Il Glen of Imaal, oggi tenuto in alta considerazione da alcuni come il più calmo ed ubbidiente dei terrier, viene spesso descritto come un cane grande nel corso di uno più compatto. Ciononostante, l’istinto a cacciare gli animali più piccoli è ancora una parte inscindibile del suo carattere, come nei cugini a noi più noti.
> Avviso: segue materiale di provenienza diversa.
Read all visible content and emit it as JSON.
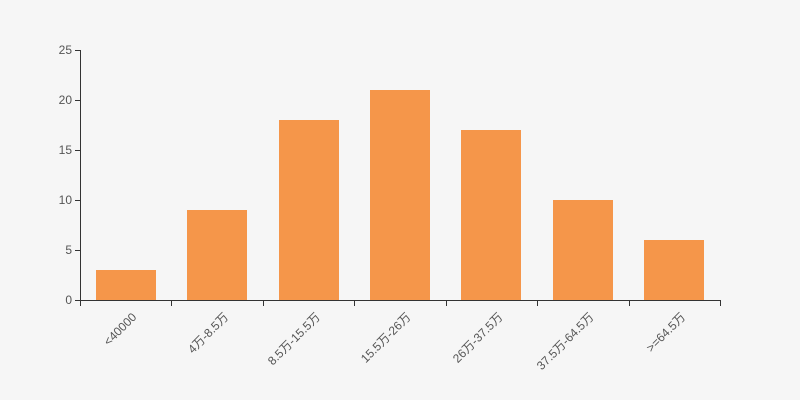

La vita e l’opera dei cani girarrosto diventò ad un certo punto negli ambienti anglosassoni indissolubile dal concetto stesso di cucina, al punto che il loro nome acquisito in lingua latina cominciò ad essere quello di vernepator cur, ovvero “il bastardo che gira la ruota”. Per una definizione maggiormente neutrale si sarebbe dovuta aspettare la diffusione del metodo scientifico e l’opera di Linneo in persona, che nel XVIII secolo trovò per queste creature l’appellativo di Canis vertigus. Poiché “giravano di continuo” sebben ciò possa costituire nei fatti una saliente semplificazione: dopo tutto, era la ruota a muoversi come un tapis roulant, mentre i cani rimanevano sempre nella stessa identica posizione.
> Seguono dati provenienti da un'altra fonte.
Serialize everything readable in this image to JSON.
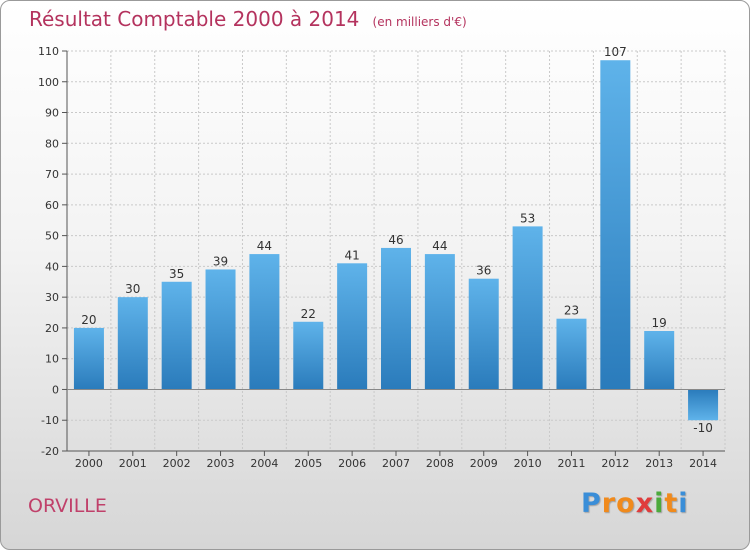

Ma a quel punto la modernità aveva già iniziato a fare il suo corso, mentre nelle cucine di più elevata caratura iniziavano a comparire dei marchingegni noti come roasting jacks; basati sul principio degli orologi meccanici, essi facevano girare la carne come conseguenza della lenta discesa di un peso, fatto in metallo o pietra, senza che nessuna piccola creatura dovesse spendere la propria vita nel compimento di una tale mansione. In altri casi, nel frattempo, presero piede implementi funzionanti grazie al vapore o il “fumo” stesso del camino (in realtà, l’aria calda ascendente nello stesso) per veicolare il movimento necessario all’attivazione del girarrosto. Verso la metà del secolo successivo, ormai associati unicamente alle case più povere o che non potevano montare sistemi maggiormente sofisticati per ragioni meramente logistiche, questi cani specialisti furono presi di mira dalle prime società animaliste, che fecero di tutto per porre fine alla tradizione del loro utilizzo, ormai considerata barbarica e superata. I cani girarrosto furono perciò infine salvati e di lì a poco, cessata la loro utilità, la loro razza andò ad estinguersi, perché giudicata del tutto nei confronti di chicchessia. Le alternative per scaldarsi i piedi in chiesa, in fondo, non mancavano, e lo stesso poteva venir detto di un semplice cane da compagnia. Nessuno avrebbe voluto continuare ad essere associato a chi aveva dato tutto se stesso, poiché semplicemente non poteva conoscere le alternative, alla continuativa soddisfazione gastronomica del suo padrone.

Questo roasting jack meccanico si trova tutt’ora nella locanda di Salem Cross, in Massachusetts. Prima dell’imporsi di simili meccanismi, anche nel Nuovo Mondo il cane girarrosto era conosciuto ed utilizzato. Ne possedeva uno ad esempio Hannah Penn, moglie di William (1644-1718) il fondatore della Pennsylvania. E ne veniva pubblicizzata la vendita in giornali e riviste, come la gazzetta edita in quegli stessi anni da Benjamin Franklin in persona.